Вслед за утратой Родины последовала и утрата дара, начавшаяся, впрочем, ещё в 70-е. В 700-страничном избранном Евтушенко, выпущенном в серии «Библиотека всемирной литературы», которое он сам рекомендовал как лучшее собрание своих стихотворений, 600 страниц занимают стихи 50-60-х гг. Всё, что было написано позже, он сам оценил существенно ниже.
Стоит отдать ему должное: он умел быть объективным, в том числе по отношению к себе, что в писательском деле, пожалуй, самое трудное. В свою антологию «Строфы века» он включил даже тех, с кем враждовал и кто его презирал, – Иосифа Бродского, Станислава Куняева. Вообще, составь Евтушенко одну только эту антологию, он уже вошёл бы в историю русской культуры. Многие пытались сделать нечто подобное, но удалось только ему. Да, можно спорить по персоналиям, осуждать неправильный выбор стихов, но значимости данного труда это не отменяет.
Он очень болезненно относился к обрушившейся на него славе. Твардовский писал о нём: «Самоупоён. Прожекторный луч убегает от него, а он гонится за ним, чтобы снова под него попасть». Удивительное дело: поэт, купавшийся в лучах славы, вращавшийся в самых высоких кругах, общавшийся с Робертом Кеннеди и Фиделем Кастро, Марком Шагалом и Пабло Пикассо, первыми лицами СССР, чувствовал постоянную зависимость от чужой похвалы. В вышеупомянутом избранном едва не каждое стихотворение он снабдил примечанием следующего характера: это отметил Пастернак, это цитировал сам Маршак, это читал наизусть Микоян, это запомнил Никита Михалков, это Анатолий Собчак и т.д.
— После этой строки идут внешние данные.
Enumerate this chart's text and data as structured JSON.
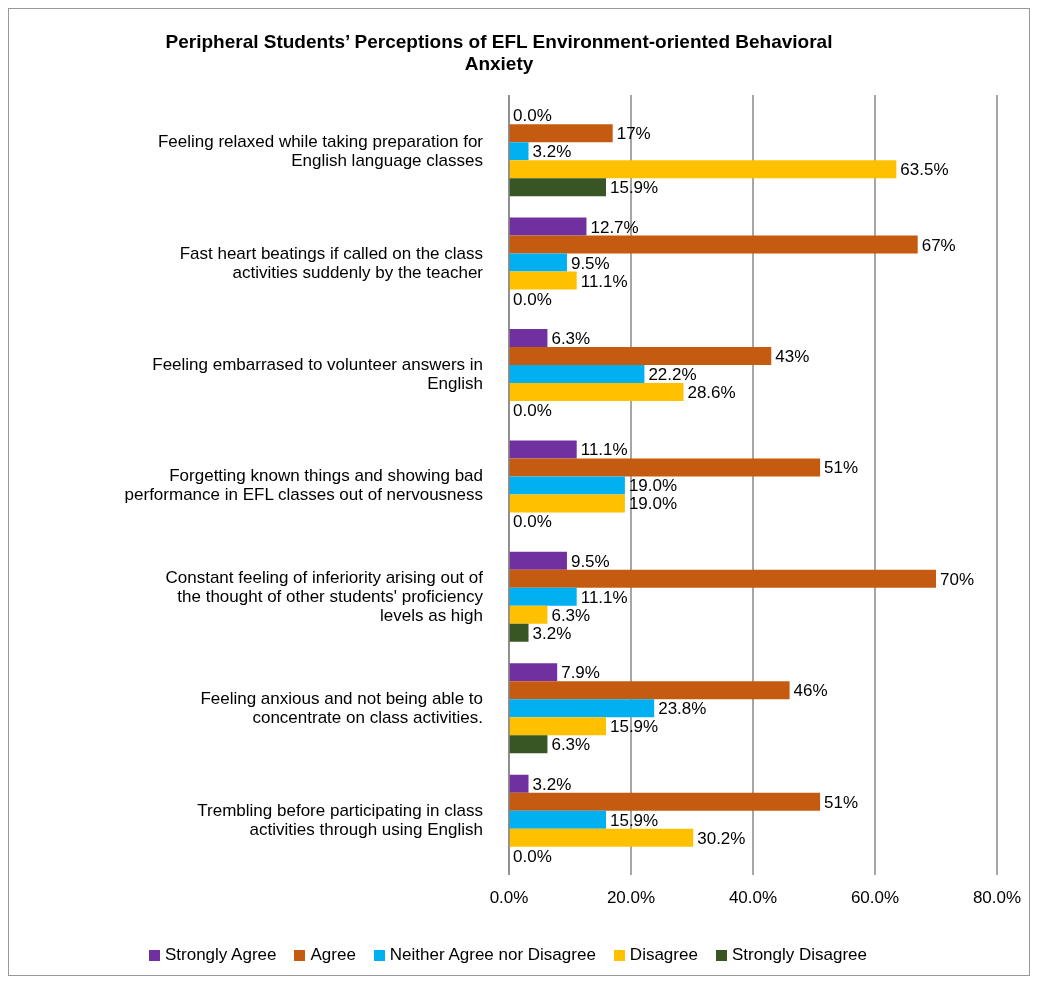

Из всех поэтов-шестидесятников он был самым артистичным и привлекательным, на фоне губастых Вознесенского и Рождественского, лысеющего Окуджавы он выглядел настоящим красавцем. Сергей Наровчатов, который вёл известный вечер на стадионе в Лужниках, рассказывал, что большинство записок, поступивших из зала, были подобного содержания: «Женя, где купил такой галстук?», «Женя, повернись в профиль, я без ума от твоего профиля» и т.д. Евтушенко, который обвинял, например, Юрия Кузнецова в шовинистическом отношении к женщинам, сам свои отношения с ними выстраивал на лжи и обмане: «И порой между делом / без большого труда / изменяю лишь телом, / а душой – никогда». Притом все до сих пор без ума от его любовной лирики, его восхищённого взгляда на женщину. Секрет поэзии Евтушенко прост: он всегда пытался представить людей лучше, чем они есть на самом деле, неискушённого читателя это часто подкупает.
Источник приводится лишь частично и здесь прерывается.